After the dramatic collapse of its shares in late April, spurred by higher-than-expected losses, Teladoc Health (TDOC -0.87%) is down by more than 66% year to date. And with the pandemic no longer completely blocking people from getting in-person healthcare, it's reasonable to be worried about the ongoing appeal of telehealth services.

Likewise, Teladoc's latest earnings update is painting a picture of an increasingly unprofitable business, where growth is always just over the horizon. Is there any hope for shareholders, or are the company's issues just growing pains?

A doctor smiles while talking with a patient on the phone and viewing their laptop.

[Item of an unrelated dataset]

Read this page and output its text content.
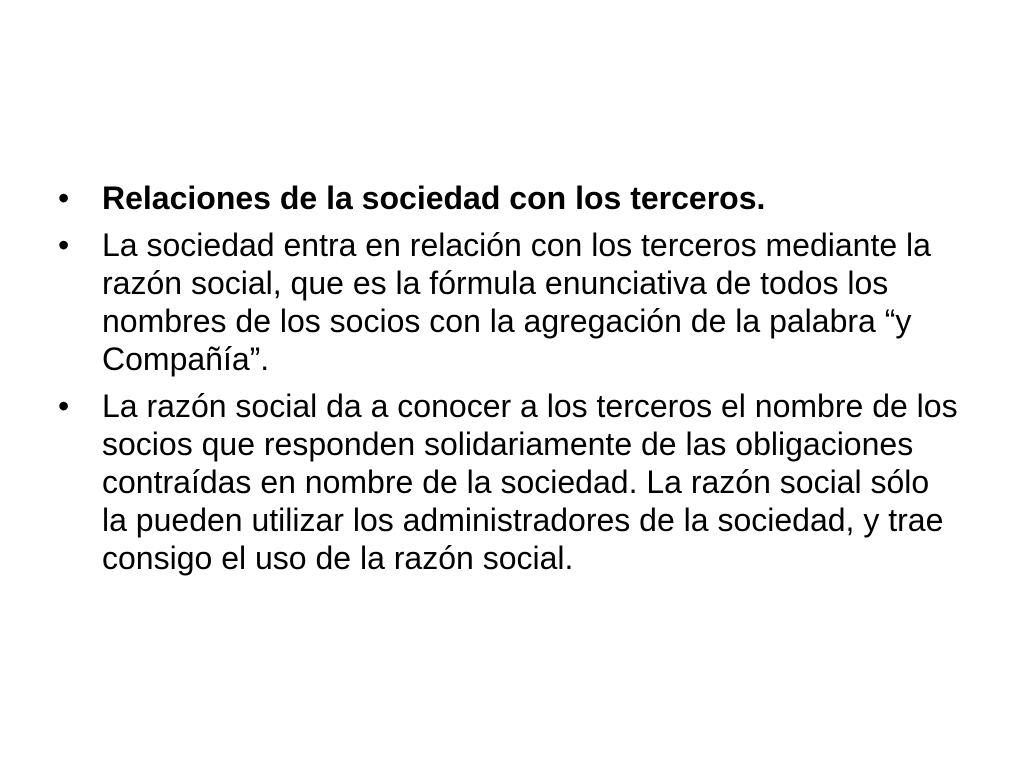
•	Relaciones de la sociedad con los terceros.
•	La sociedad entra en relación con los terceros mediante la razón social, que es la fórmula enunciativa de todos los nombres de los socios con la agregación de la palabra “y Compañía”.
•	La razón social da a conocer a los terceros el nombre de los socios que responden solidariamente de las obligaciones contraídas en nombre de la sociedad. La razón social sólo la pueden utilizar los administradores de la sociedad, y trae consigo el uso de la razón social.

Image source: Getty Images.

What's going wrong

Teladoc offers telehealth services for primary care, mental health, and chronic illness management. To do that, it contracts healthcare providers, who then get reimbursed by the company after it collects regular subscription fees and often access fees from customers. 

Upwards of 3.4 million people in the U.S. had digital visits with Teladoc in the first quarter, and its membership base grew to reach 54.3 million, both numbers higher than ever before. If, in aggregate, the fees from these increasing numbers of visits don't add up to more than the amount it costs to provide telehealth services, growing its user base and utilization rate will end up destroying value.

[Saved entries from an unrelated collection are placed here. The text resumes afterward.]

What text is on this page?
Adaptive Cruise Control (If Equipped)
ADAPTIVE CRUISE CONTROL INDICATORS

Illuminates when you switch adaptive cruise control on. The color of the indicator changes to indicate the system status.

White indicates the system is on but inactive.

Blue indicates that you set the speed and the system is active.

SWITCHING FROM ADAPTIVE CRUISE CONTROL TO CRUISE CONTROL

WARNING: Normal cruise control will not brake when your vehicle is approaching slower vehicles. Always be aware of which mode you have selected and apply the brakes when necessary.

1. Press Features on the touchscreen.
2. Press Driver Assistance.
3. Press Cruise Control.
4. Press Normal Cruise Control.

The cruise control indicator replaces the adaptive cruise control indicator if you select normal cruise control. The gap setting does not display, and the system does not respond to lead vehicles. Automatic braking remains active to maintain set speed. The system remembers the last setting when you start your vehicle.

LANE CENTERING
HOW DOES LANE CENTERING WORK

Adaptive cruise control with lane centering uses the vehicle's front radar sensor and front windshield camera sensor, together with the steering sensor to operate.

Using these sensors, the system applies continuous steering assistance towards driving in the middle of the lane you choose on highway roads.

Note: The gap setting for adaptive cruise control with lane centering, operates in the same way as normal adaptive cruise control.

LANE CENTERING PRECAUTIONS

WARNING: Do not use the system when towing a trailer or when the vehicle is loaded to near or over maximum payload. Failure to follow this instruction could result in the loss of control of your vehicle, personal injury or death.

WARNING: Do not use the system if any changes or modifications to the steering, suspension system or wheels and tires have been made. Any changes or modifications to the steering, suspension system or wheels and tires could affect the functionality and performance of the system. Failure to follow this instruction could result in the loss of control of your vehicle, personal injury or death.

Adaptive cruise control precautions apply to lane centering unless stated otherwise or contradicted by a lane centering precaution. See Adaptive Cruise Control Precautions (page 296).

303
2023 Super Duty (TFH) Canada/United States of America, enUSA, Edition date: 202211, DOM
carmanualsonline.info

It's no big deal for a growth-stage business like Teladoc to burn cash while expanding rapidly. The trouble is investors want to see the rate of those losses diminishing over time with the idea being that, eventually, profitability will come.

In late 2021, management said it was planning on growing its adjusted earnings before interest, taxes, depreciation, and amortization (EBITDA) margin by around 1% annually. But in its Q1 earnings report, it became clear that the plan was off the rails. In the fourth quarter, its adjusted EBITDA margin was 13.9%, whereas its first-quarter margin was a mere 9.6%.

Worse yet, management picked the release of the latest earnings report to walk back its guidance for 2022. Whereas its prior estimates held that Teladoc would have adjusted EBITDA of up to $355 million in fiscal year 2022, the new guidance tops out at $265 million. The CEO attributes the ongoing difficulty, in part, to higher advertising costs and lower-than-anticipated marketing yields, which may or may not improve soon.

In short, the abysmal Q1 results weren't just a blip -- they were a harbinger. And that's likely why its shares crashed in late April.

What's still going well

Regardless of its difficulties in generating earnings, Teladoc is still a growing company, and it's very premature to assume its downfall. It still expects to increase its membership base by 1% to 5% this year, and its revenue could rise by as much as 23%, based on management's estimates. Plus, members are still opting to use its telehealth services at higher rates over time, with the ratio of visits to paid members reaching 23.4% in Q1 compared to only 17.5% in the same period last year. If it can keep squeezing more revenue out of each member per year, as it's been doing, it'll go a long way toward making its unit economics work profitably.

It also has nearly $839 million in cash and equivalents. Considering its trailing 12-month operating expenses of more than $1.6 billion and revenue of more than $2.1 billion, that sum could keep the lights on for quite some time. So what does all this mean for Teladoc's stock price specifically?

The ride could stay bumpy for a while

It's going to continue being a difficult time to be a Teladoc shareholder for at least the rest of this year. The Federal Reserve's ongoing efforts to hike the rate at which companies can borrow money has created a market environment that is quite hostile to unprofitable businesses like Teladoc. And the fact that the company's progress toward higher margins has been recently interrupted and isn't expected to get back on track anytime soon makes the situation all the worse.

Nonetheless, the business is the leader in telehealth, and people who buy shares of it today could well be sitting on big gains a few years down the line. For the moment, though, it's probably best to stay away until management proposes a plan for reducing its mounting losses.